L’empathie électorale

La semaine dernière, les contribuables du Nouveau-Brunswick apprenaient que le gouvernement Alward n’allait finalement pas abolir «les frais d’ambulance de 130 $ imposés par Shawn Graham», pour reprendre l’expression du document électoral du Parti conservateur du Nouveau-Brunswick dans son document, «Le Nouveau-Brunswick d’abord… Pour un changement». L’abolition des frais d’ambulance sera peut-être évoquée en 2014 l’année de la prochaine élection, mais pour l’instant, la ministre de la Santé, Madeleine Dubé, a indiqué que les contraintes budgétaires du gouvernement ne le permettaient pas.

De passage au Comité permanent de l’Assemblée législative sur les prévisions budgétaires, Madame Dubé a déclaré ce qui suit: «Nous n’avons pas d’argent pour ça à cause de la situation financière désastreuse dans laquelle l’ancien gouvernement a laissé la province. Mais nous maintenons notre engagement à cet égard d’ici la fin de notre mandat.»La situation financière de la province était déjà connue durant la campagne électorale. En fait, le parti de M. Alward, en introduisant le chapitre de son programme électoral portant sur les finances publiques, énonçait ce qui suit: «C’est honteux la façon dont les libéraux de Shawn Graham ont géré les finances publiques. Ils ont gaspillé des millions de l’argent des contribuables sur de mauvaises décisions d’investissements et des dépenses frivoles, ajoutant des milliards de dollars à la dette provinciale». Il concluait que «le pire, c’est que nous ne savons toujours pas comment grave est la situation». Pourtant, plusieurs des candidats du gouvernement actuel aux dernières élections avaient accès aux données des comptes publics du Nouveau-Brunswick. La situation financière du gouvernement provincial était connue, et elle n’a pas changé du jour au lendemain, après le scrutin. Invoquer l’ignorance du piètre état des finances publiques du gouvernement du Nouveau-Brunswick ne tient pas la route. Mais c’est une vieille routine politique de feindre la surprise sur l’état des finances laissé par le gouvernement précédent. Il serait temps de changer de ritournelle, car celle-là est risible, tellement elle est usée.
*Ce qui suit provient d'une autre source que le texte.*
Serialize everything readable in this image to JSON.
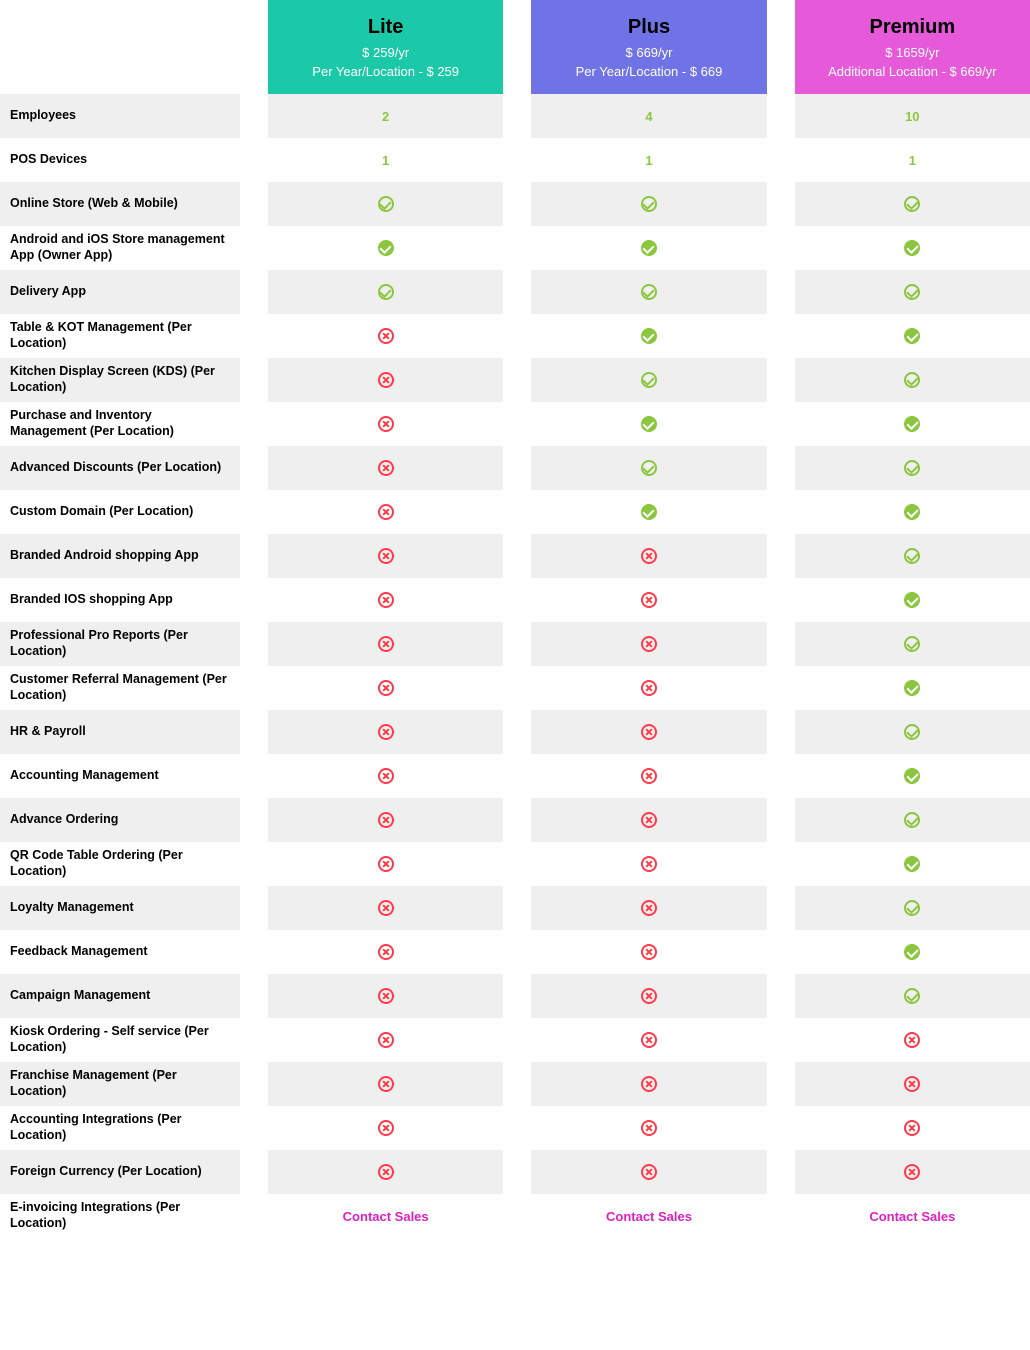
{
  "colors": {
    "yes": "#8cc63f",
    "no": "#ff3b4b",
    "text_green": "#8cc63f",
    "link": "#e020c0",
    "shaded_bg": "#efefef",
    "plain_bg": "#ffffff"
  },
  "plans": [
    {
      "name": "Lite",
      "price": "$ 259/yr",
      "sub": "Per Year/Location - $ 259",
      "bg": "#1bc9a8"
    },
    {
      "name": "Plus",
      "price": "$ 669/yr",
      "sub": "Per Year/Location - $ 669",
      "bg": "#6f73e6"
    },
    {
      "name": "Premium",
      "price": "$ 1659/yr",
      "sub": "Additional Location - $ 669/yr",
      "bg": "#e65ad9"
    }
  ],
  "rows": [
    {
      "label": "Employees",
      "values": [
        "2",
        "4",
        "10"
      ],
      "type": "text"
    },
    {
      "label": "POS Devices",
      "values": [
        "1",
        "1",
        "1"
      ],
      "type": "text"
    },
    {
      "label": "Online Store (Web & Mobile)",
      "values": [
        "yes",
        "yes",
        "yes"
      ],
      "type": "icon"
    },
    {
      "label": "Android and iOS Store management App (Owner App)",
      "values": [
        "yes-solid",
        "yes-solid",
        "yes-solid"
      ],
      "type": "icon"
    },
    {
      "label": "Delivery App",
      "values": [
        "yes",
        "yes",
        "yes"
      ],
      "type": "icon"
    },
    {
      "label": "Table & KOT Management (Per Location)",
      "values": [
        "no",
        "yes-solid",
        "yes-solid"
      ],
      "type": "icon"
    },
    {
      "label": "Kitchen Display Screen (KDS) (Per Location)",
      "values": [
        "no",
        "yes",
        "yes"
      ],
      "type": "icon"
    },
    {
      "label": "Purchase and Inventory Management (Per Location)",
      "values": [
        "no",
        "yes-solid",
        "yes-solid"
      ],
      "type": "icon"
    },
    {
      "label": "Advanced Discounts (Per Location)",
      "values": [
        "no",
        "yes",
        "yes"
      ],
      "type": "icon"
    },
    {
      "label": "Custom Domain (Per Location)",
      "values": [
        "no",
        "yes-solid",
        "yes-solid"
      ],
      "type": "icon"
    },
    {
      "label": "Branded Android shopping App",
      "values": [
        "no",
        "no",
        "yes"
      ],
      "type": "icon"
    },
    {
      "label": "Branded IOS shopping App",
      "values": [
        "no",
        "no",
        "yes-solid"
      ],
      "type": "icon"
    },
    {
      "label": "Professional Pro Reports (Per Location)",
      "values": [
        "no",
        "no",
        "yes"
      ],
      "type": "icon"
    },
    {
      "label": "Customer Referral Management (Per Location)",
      "values": [
        "no",
        "no",
        "yes-solid"
      ],
      "type": "icon"
    },
    {
      "label": "HR & Payroll",
      "values": [
        "no",
        "no",
        "yes"
      ],
      "type": "icon"
    },
    {
      "label": "Accounting Management",
      "values": [
        "no",
        "no",
        "yes-solid"
      ],
      "type": "icon"
    },
    {
      "label": "Advance Ordering",
      "values": [
        "no",
        "no",
        "yes"
      ],
      "type": "icon"
    },
    {
      "label": "QR Code Table Ordering (Per Location)",
      "values": [
        "no",
        "no",
        "yes-solid"
      ],
      "type": "icon"
    },
    {
      "label": "Loyalty Management",
      "values": [
        "no",
        "no",
        "yes"
      ],
      "type": "icon"
    },
    {
      "label": "Feedback Management",
      "values": [
        "no",
        "no",
        "yes-solid"
      ],
      "type": "icon"
    },
    {
      "label": "Campaign Management",
      "values": [
        "no",
        "no",
        "yes"
      ],
      "type": "icon"
    },
    {
      "label": "Kiosk Ordering - Self service (Per Location)",
      "values": [
        "no",
        "no",
        "no"
      ],
      "type": "icon"
    },
    {
      "label": "Franchise Management (Per Location)",
      "values": [
        "no",
        "no",
        "no"
      ],
      "type": "icon"
    },
    {
      "label": "Accounting Integrations (Per Location)",
      "values": [
        "no",
        "no",
        "no"
      ],
      "type": "icon"
    },
    {
      "label": "Foreign Currency (Per Location)",
      "values": [
        "no",
        "no",
        "no"
      ],
      "type": "icon"
    },
    {
      "label": "E-invoicing Integrations (Per Location)",
      "values": [
        "Contact Sales",
        "Contact Sales",
        "Contact Sales"
      ],
      "type": "link"
    }
  ]
}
Le gouvernement devrait assumer les choix qu’il s’est imposés. Ce choix, il consiste à ne pas augmenter les impôts, une mesure populaire certes, mais qui prive le gouvernement provincial de revenus dont il aurait besoin. Dans son document électoral, on promettait d’annuler «les réductions d’impôt prévues pour les 1300 personnes les plus riches du Nouveau-Brunswick qui ont un revenu moyen de 450 000 $ (réductions annoncées par Shawn Graham l’année dernière), ce qui permettra aux gens de la province de conserver plus de 120 millions $ au cours des quatre prochaines années pour s’attaquer au déficit et protéger les services de premier plan». Or, dans les deux budgets présentés depuis, motus et bouche cousue, l’annulation de cette réduction n’a jamais été mentionnée, ni dans le discours, ni dans les tableaux produits par le gouvernement provincial sur les taux d’imposition selon les tranches de revenus. En période électorale, la plupart des partis politiques font preuve d’une grande empathie pour le fardeau financier des citoyens. On leur promet un accès plus facile aux soins de santé, à l’éducation et d’améliorer leur situation économique par la création d’emplois. Une fois au pouvoir, on est frappé d’incapacité due à l’administration irresponsable du gouvernement précédent…
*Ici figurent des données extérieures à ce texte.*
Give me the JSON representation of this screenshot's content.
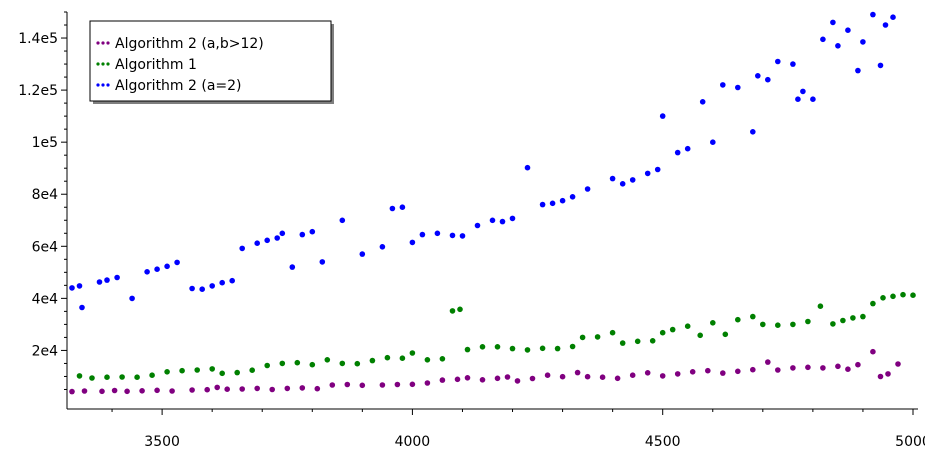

L’intention du gouvernement Alward de gérer plus efficacement les finances publiques est louable, mais les moyens qu’il est prêt à déployer sont insuffisants pour régler les problèmes qu’il déplore: une dette publique croissante et des revenus stagnants. Retourner à la gratuité universelle des services ambulanciers aurait coûté 6 millions $. Une augmentation de l’impôt sur le revenu des particuliers de moins de la moitié de 1 % aurait suffi pour la financer… Les contribuables seraient-ils descendus dans les rues pour protester contre cette hausse?